In The Sopranos Sessions - a new collection of recaps, conversations, and critical essays covering every episode of the show - TV critics Alan Sepinwall and Matt Zoller Seitz share an interview with Chase in which he appeared to give more weight to the popular theory that the screen cutting to black was meant to signify Tony's death. But before we get to the pull-quote that's got everyone arching their eyebrows, I'd like to go on record with the following opinion: the ending of The Sopranos can not be "solved", should not be "solved", and was pretty much designed from the ground up to be open to interpretation.
Yes, I think I had that death scene around two years before the end.
Ever since The Sopranos' enigmatic final scene aired in 2007, fans have been debating what happened after that abrupt cut to black.
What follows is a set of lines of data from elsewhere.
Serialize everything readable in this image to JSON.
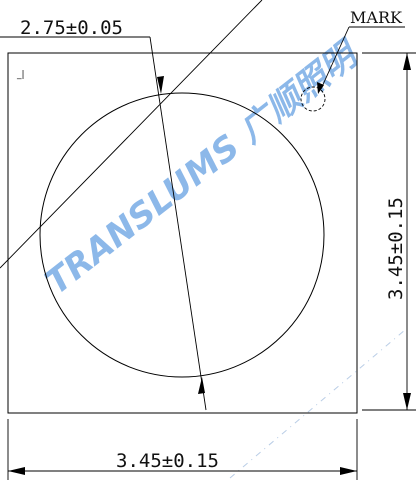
{
  "dimensions": {
    "diameter_label": "2.75±0.05",
    "width_label": "3.45±0.15",
    "height_label": "3.45±0.15"
  },
  "marker": {
    "label": "MARK",
    "pin_mark": "_|"
  },
  "watermark": {
    "text": "TRANSLUMS 广顺照明"
  },
  "colors": {
    "line": "#000000",
    "watermark": "#2f7fd8"
  }
}
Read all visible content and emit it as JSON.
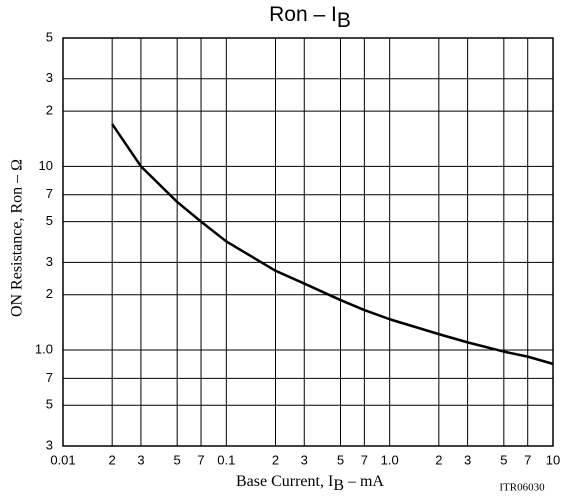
{
  "chart_data": {
    "type": "line",
    "title": {
      "text": "Ron  –  I",
      "subscript": "B"
    },
    "x_label": {
      "text": "Base Current, I",
      "subscript": "B",
      "after": "  –  mA"
    },
    "y_label": "ON Resistance, Ron  –  Ω",
    "annotation": "ITR06030",
    "x_scale": "log",
    "y_scale": "log",
    "grid": true,
    "xlim": [
      0.01,
      10
    ],
    "ylim": [
      0.3,
      50
    ],
    "xticks": [
      0.01,
      {
        "value": 0.02,
        "label": "2"
      },
      {
        "value": 0.03,
        "label": "3"
      },
      {
        "value": 0.05,
        "label": "5"
      },
      {
        "value": 0.07,
        "label": "7"
      },
      0.1,
      {
        "value": 0.2,
        "label": "2"
      },
      {
        "value": 0.3,
        "label": "3"
      },
      {
        "value": 0.5,
        "label": "5"
      },
      {
        "value": 0.7,
        "label": "7"
      },
      {
        "value": 1,
        "label": "1.0"
      },
      2,
      3,
      5,
      7,
      10
    ],
    "yticks": [
      {
        "value": 50,
        "label": "5"
      },
      {
        "value": 30,
        "label": "3"
      },
      {
        "value": 20,
        "label": "2"
      },
      10,
      7,
      5,
      3,
      2,
      {
        "value": 1,
        "label": "1.0"
      },
      {
        "value": 0.7,
        "label": "7"
      },
      {
        "value": 0.5,
        "label": "5"
      },
      {
        "value": 0.3,
        "label": "3"
      }
    ],
    "x": [
      0.02,
      0.03,
      0.05,
      0.07,
      0.1,
      0.2,
      0.3,
      0.5,
      0.7,
      1,
      2,
      3,
      5,
      7,
      10
    ],
    "series": [
      {
        "color": "#000000",
        "values": [
          17,
          10,
          6.4,
          5.0,
          3.9,
          2.7,
          2.3,
          1.87,
          1.65,
          1.47,
          1.22,
          1.1,
          0.98,
          0.92,
          0.84
        ]
      }
    ]
  }
}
Think you'll pick up Zoller-Seitz and Sepinwall's book?
Another coincidence connects his own family to the show: An episode in the second season shows Soprano visiting Naples, Italy, and in one of the scenes, just over Gandolfini's shoulder, is seen a sculpture - made by Nivola's grandfather, the artist Constantino Nivola.
Still, Chase said that there will be some feeling that these were 'the good old days, ' at least as far as the mafia's concerned. Chase says he thought up this scene about two years before writing the actual finale, and it involved Tony driving to a meeting in NY with fellow mobster John Sack.
"I don't know what we're supposed to take from it", Imperioli said. "Otherwise I would've filmed him going to the meeting with Johnny".
Speaking about his motivation to return to the series after all this time, Chase told Deadline, "I was against [the movie] for a long time and I'm still very anxious about it, but I became interested in Newark, where my parents came from, and where the riots took place".
Watch the final scene of The Sopranos below. "That's the point of the scene".
What do you folks make of this? The Sopranos Sessions is now in stores.